• Mercredi 23 septembre 2020 – 9h / 17h15

• Limoges, faculté des Lettres et Sciences humaines, salle des Actes
39E rue Camille Guérin

• Journée d’études organisée par le Criham (Université de Limoges), dans le cadre du projet NAOM, sous la coordination de Vincent Cousseau.

 

 

Présentation

Au cours des XVIIe et XVIIIe siècles, le départ pour les Amériques provoquait une coupure franche avec l’environnement d’origine, forcée et définitive pour les Africains et plus ou moins volontaire et durable pour les Européens. Pour ces derniers, les aléas de la traversée et le coût du passage faisaient du départ pour les colonies antillaises une décision lourde de conséquences. L’émigration était bien souvent définitive du fait des aléas de santé, de la brièveté de la vie et des longues années nécessaires à la réussite de l’implantation. Malgré tout, l’installation « aux isles » n’impliquait pas nécessairement une rupture complète avec les proches restés en métropole.

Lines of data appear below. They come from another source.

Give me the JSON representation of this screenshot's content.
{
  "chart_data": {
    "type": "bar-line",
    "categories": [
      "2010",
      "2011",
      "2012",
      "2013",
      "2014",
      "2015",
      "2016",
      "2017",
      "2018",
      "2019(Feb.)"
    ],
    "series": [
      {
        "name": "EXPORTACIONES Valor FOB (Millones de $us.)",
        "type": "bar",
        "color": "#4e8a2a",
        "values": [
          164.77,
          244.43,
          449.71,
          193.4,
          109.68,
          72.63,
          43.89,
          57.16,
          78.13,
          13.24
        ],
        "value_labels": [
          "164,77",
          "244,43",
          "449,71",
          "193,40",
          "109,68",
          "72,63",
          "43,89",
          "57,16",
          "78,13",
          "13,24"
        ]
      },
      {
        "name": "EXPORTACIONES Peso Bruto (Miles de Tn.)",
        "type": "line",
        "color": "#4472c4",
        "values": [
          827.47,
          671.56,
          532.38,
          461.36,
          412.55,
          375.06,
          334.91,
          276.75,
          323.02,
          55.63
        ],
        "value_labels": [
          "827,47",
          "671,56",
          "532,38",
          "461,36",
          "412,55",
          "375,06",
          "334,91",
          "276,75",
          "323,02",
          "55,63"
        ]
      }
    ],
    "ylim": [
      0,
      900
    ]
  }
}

Les liens affectifs et les intérêts mutuels incitaient à maintenir des échanges malgré la distance. La réussite personnelle et plus largement familiale passait étroitement par la mobilisation et l’entretien des réseaux familiaux, amicaux et de voisinage, non seulement en France mais aussi dans la colonie elle-même. En effet, une fois arrivé sur place, la présence de parents, d’amis ou de « pays », c’est-à-dire d’originaires de la même province de départ, représentait un atout décisif. De même, les colons de plus longue date, souvent créoles, avaient tout intérêt à entretenir les liens avec leur famille de métropole, que ce soit pour préparer un retour en Europe ou pour la prospérité de leurs affaires. Dans l’autre sens, les propriétaires de plantation non-résidents multipliaient les échanges avec leurs géreurs et procureurs, dont l’historien Gabriel Debien a jadis montré la richesse à travers les papiers de famille de planteurs. De part et d’autre de l’Atlantique, les négociants et commissionnaires des villes portuaires maritimes entretenaient ainsi une abondante correspondance commerciale, gage de la réussite de leurs entreprises. Ces relations étaient souvent imbriquées dans les liens de parenté où s’entremêlaient l’intérêt et l’affectif. De même, les administrateurs, civils ou militaires, écrivaient régulièrement à leurs proches pour leur faire part de leur situation personnelle et du contexte nouveau dans lequel ils évoluaient.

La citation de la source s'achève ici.